Many, from all corners of the political map, concur that the anemic effort to address the legacies of the Troubles means that the "residue of the past" can never go away - at least not for long.  Walker and McKay, veterans of the Northern Ireland beat, voice a wearied urgency, or maybe an urgent weariness.  


They, along with The Boston Globe's Kevin Cullen  come back to the same point --- 16 years after the Good Friday agreement (and Omagh,) there is no consensus in Northern Ireland about who the victims are, who the perpetrators are, and how publicly to acknowledge, attribute blame, accept apology or move on from the past.  Slugger O'Toole editor Mike Fealty posted this little tutorial, which sums up the problem nicely:





But the thing is --- in public, the debate over who broke the plate remains. Kathryn Stone, who is stepping down after eighteen months as Northern Ireland's victims' commissioner, noted last week, "I came here to advocate for all victims and survivors.  People, however, want to know whose side you are on. My answer always has been that I am on the side of victims and survivors. In this place it  is as simple and as complicated as that." 


I notice there's been a renewed call to initiate the Haass plan of a truth and reconciliation commission, or "a commission for information retrieval;" the plan was shelved last December because Northern politicians would not get behind it.  Through this process, those coming forward voluntarily with information related to violence associated with the Troubles would receive some measure of immunity.


Calls for truth and reconciliation commissions are sometimes rooted in a misplaced faith in the therapeutic benefits of recounting violent memories in public.  I think many in Northern Ireland have found this generally to be painful, re-traumatizing and unhelpful, even counterproductive.  Healing, as McKay points out, is not linear.

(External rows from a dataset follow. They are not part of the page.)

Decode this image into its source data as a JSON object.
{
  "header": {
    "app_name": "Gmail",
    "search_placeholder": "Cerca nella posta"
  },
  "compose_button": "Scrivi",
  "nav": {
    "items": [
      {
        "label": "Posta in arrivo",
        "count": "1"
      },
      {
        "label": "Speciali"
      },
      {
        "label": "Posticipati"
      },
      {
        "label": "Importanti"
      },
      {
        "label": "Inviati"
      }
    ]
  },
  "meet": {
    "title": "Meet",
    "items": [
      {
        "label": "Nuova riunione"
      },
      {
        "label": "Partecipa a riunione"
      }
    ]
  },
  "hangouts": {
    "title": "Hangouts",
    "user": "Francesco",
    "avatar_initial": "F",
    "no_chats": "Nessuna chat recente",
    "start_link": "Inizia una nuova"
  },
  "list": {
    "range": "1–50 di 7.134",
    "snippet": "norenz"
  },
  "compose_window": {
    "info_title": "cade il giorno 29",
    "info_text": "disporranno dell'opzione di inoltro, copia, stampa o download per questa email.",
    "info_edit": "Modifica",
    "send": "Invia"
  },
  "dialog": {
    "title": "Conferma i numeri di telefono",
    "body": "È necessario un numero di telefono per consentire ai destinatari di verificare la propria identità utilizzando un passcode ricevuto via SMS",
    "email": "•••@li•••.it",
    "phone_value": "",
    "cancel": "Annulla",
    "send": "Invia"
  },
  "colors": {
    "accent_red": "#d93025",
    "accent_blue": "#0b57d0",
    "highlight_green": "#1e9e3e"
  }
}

It happens in the privacy of our hearts and in the complex terrain of our family environments.  And yet, there remains some sense that public processes are prerequisites for private ones.  


So, perhaps the pundits are right.  In order for a new politics, born out of a new vision of both the future and the past, to grow and thrive --  it is time for some honest truth-telling from the police, republicans who have embraced a way forward that doesn't include armed struggle, the British army, the loyalist paramilitaries.  


It is time to defang the past in public and to mix metaphors, to slop slinging it around in the face of each new election, parading season, etc.  
  Only then can families, communities and individuals come to terms with the Troubles' legacies in their own lives.  At the same time, I think it is critical, and difficult, to address Geraldine Finucane's thoughtful point that healing is not a wholesale process. "You have to look at what you are healing Everything needs healing in a different fashion...."  

People do not, and perhaps cannot, agree on how the events of the Troubles should be remembered.  That's the clincher, really, that divides the process of remembrance. And that is what needs to become central to the process of remembrance.




*The idea of collected memory is the genius of James Young, explored in his book The Texture of Memory.